The case was brought to light after the Equal Employment Opportunity Commission filed a lawsuit for Mobile, Ala., resident, Chastity Jones. She said Catastrophe Management Solutions’ human resources manager, Jeannie Wilson, revoked her initial job offer because of her locs.
“Before Ms. Jones got up to leave, Ms. Wilson asked her whether she had her hair in dreadlocks. Ms. Jones said yes, and Ms. Wilson replied that CMS could not hire her ‘with the dreadlocks,’” US Weekly reports. “When Ms. Jones asked what the problem was, Ms. Wilson said ‘they tend to get messy, although I’m not saying yours are, but you know what I’m talking about.’ Ms. Wilson told Ms. Jones about a male applicant who was asked to cut off his dreadlocks in order to obtain a job with CMS.”
Jones declined to cut her hair and was told to “return the paperwork” she was previously given upon hiring.
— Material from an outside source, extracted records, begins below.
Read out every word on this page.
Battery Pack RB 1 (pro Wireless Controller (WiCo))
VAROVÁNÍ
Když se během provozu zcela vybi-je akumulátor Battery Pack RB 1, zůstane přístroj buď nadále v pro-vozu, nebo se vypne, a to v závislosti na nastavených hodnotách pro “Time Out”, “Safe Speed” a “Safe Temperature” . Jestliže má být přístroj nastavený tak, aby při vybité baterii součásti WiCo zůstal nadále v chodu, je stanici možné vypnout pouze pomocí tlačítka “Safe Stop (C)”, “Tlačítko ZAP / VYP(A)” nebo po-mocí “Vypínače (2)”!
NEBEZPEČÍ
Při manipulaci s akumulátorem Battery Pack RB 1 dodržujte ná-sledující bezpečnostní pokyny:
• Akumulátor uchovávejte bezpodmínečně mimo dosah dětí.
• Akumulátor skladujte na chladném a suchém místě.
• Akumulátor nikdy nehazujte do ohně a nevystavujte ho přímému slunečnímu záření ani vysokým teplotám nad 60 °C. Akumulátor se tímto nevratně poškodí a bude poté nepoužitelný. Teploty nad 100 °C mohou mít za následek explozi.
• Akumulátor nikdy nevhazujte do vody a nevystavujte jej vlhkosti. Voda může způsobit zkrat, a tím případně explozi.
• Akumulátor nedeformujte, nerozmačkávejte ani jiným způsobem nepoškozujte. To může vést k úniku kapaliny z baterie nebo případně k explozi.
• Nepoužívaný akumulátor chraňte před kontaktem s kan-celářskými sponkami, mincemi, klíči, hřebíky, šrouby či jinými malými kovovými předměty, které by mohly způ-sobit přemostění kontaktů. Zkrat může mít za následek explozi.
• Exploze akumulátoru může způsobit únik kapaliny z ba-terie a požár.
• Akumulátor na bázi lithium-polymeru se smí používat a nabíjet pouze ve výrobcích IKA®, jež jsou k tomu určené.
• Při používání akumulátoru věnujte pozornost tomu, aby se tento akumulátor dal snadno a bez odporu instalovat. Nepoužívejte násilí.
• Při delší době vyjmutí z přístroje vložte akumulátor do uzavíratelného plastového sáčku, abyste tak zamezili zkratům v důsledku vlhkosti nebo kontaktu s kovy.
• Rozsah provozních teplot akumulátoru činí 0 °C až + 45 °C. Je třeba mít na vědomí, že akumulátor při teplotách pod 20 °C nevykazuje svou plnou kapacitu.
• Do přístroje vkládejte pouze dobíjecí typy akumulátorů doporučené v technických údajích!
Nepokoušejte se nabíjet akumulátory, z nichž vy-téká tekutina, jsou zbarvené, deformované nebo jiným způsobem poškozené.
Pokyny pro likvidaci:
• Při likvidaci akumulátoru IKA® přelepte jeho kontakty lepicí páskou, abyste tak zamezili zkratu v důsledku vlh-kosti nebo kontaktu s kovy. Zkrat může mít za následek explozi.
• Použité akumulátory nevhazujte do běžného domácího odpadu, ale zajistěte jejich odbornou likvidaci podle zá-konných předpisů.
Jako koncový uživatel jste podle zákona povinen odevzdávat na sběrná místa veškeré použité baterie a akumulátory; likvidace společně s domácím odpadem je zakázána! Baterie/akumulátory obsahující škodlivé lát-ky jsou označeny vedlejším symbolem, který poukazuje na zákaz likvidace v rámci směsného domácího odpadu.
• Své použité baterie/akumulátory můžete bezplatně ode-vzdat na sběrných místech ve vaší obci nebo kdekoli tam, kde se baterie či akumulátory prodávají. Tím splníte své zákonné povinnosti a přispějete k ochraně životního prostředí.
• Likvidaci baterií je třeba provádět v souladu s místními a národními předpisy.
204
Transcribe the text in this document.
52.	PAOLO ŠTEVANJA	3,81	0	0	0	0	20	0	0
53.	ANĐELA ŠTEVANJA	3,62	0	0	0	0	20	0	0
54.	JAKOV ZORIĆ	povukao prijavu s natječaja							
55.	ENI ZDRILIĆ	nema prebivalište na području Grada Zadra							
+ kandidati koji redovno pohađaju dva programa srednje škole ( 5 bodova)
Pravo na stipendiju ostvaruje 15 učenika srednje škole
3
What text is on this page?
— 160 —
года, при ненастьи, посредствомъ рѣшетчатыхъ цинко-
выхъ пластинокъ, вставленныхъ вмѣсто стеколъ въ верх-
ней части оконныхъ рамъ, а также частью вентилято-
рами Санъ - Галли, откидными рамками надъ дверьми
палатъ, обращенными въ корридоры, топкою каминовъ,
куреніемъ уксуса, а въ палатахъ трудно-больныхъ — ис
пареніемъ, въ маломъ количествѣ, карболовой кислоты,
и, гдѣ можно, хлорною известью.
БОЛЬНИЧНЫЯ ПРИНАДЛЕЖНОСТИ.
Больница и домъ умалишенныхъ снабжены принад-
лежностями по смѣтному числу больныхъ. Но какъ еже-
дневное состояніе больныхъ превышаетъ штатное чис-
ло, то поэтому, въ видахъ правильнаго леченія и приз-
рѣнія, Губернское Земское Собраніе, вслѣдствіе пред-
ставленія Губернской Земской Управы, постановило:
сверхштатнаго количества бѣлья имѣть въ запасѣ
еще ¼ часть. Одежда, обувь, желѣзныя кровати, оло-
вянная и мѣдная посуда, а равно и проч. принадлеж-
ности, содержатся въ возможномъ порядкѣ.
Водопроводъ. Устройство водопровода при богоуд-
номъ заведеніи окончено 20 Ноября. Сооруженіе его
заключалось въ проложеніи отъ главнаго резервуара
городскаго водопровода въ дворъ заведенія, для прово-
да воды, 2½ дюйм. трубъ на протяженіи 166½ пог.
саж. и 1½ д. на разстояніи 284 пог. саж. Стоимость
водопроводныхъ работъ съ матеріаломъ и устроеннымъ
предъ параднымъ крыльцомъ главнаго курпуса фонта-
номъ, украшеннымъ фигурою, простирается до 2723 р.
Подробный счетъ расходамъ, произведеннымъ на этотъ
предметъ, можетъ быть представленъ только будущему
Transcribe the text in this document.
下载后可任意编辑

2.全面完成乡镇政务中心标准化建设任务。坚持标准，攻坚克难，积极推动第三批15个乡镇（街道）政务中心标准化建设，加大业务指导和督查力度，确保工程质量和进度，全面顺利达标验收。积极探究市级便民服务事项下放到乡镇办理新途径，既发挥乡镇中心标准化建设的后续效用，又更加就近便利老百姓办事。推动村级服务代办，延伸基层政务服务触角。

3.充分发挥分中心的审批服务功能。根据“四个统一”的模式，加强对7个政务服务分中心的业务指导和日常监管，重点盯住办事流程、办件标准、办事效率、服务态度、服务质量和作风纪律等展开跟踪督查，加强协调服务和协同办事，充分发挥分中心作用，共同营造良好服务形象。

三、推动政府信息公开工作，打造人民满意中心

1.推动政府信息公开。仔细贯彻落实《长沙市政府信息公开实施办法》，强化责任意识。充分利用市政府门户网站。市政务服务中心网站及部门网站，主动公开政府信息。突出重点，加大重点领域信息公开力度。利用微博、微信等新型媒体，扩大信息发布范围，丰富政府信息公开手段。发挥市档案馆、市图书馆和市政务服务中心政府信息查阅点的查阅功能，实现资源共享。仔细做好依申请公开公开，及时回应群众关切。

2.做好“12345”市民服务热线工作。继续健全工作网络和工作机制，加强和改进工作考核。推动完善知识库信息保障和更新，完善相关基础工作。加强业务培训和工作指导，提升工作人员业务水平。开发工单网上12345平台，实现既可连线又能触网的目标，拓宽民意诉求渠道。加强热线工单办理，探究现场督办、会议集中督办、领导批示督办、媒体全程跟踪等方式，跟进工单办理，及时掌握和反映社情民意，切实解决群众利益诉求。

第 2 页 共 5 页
The EEOC fought to present the fact that this decision by CMS was a clear violation of Title VII of Civil Rights Act of 1964. Under that section, it “prohibits employment discrimination based on race, color, religion, sex and national origin.”
The court, however, stated that the company’s “‘race-neutral grooming policy’ was not discriminatory as hairstyles, while ‘culturally associated with race,’ are not “immutable physical characteristics.”
Recently, Iowa deemed it was no longer a crime to braid hair without a license, Forbes reports. Salon owners who failed to own a cosmetology license had the risk of facing up to one year in prison. At the time, to work legally as a hair braider required obtaining a license from a beauty school could cost more than $20,000, which wasn’t feasible for a few hairstylists in Iowa.
Earlier this month, students at South Africa’s Pretoria Girls High School protested the ban of their natural hair according to the school’s rulebook. “I have a natural Afro, but a teacher told me I need to comb my hair because it looks like a bird’s nest,” one student said. The school’s practice has been suspended.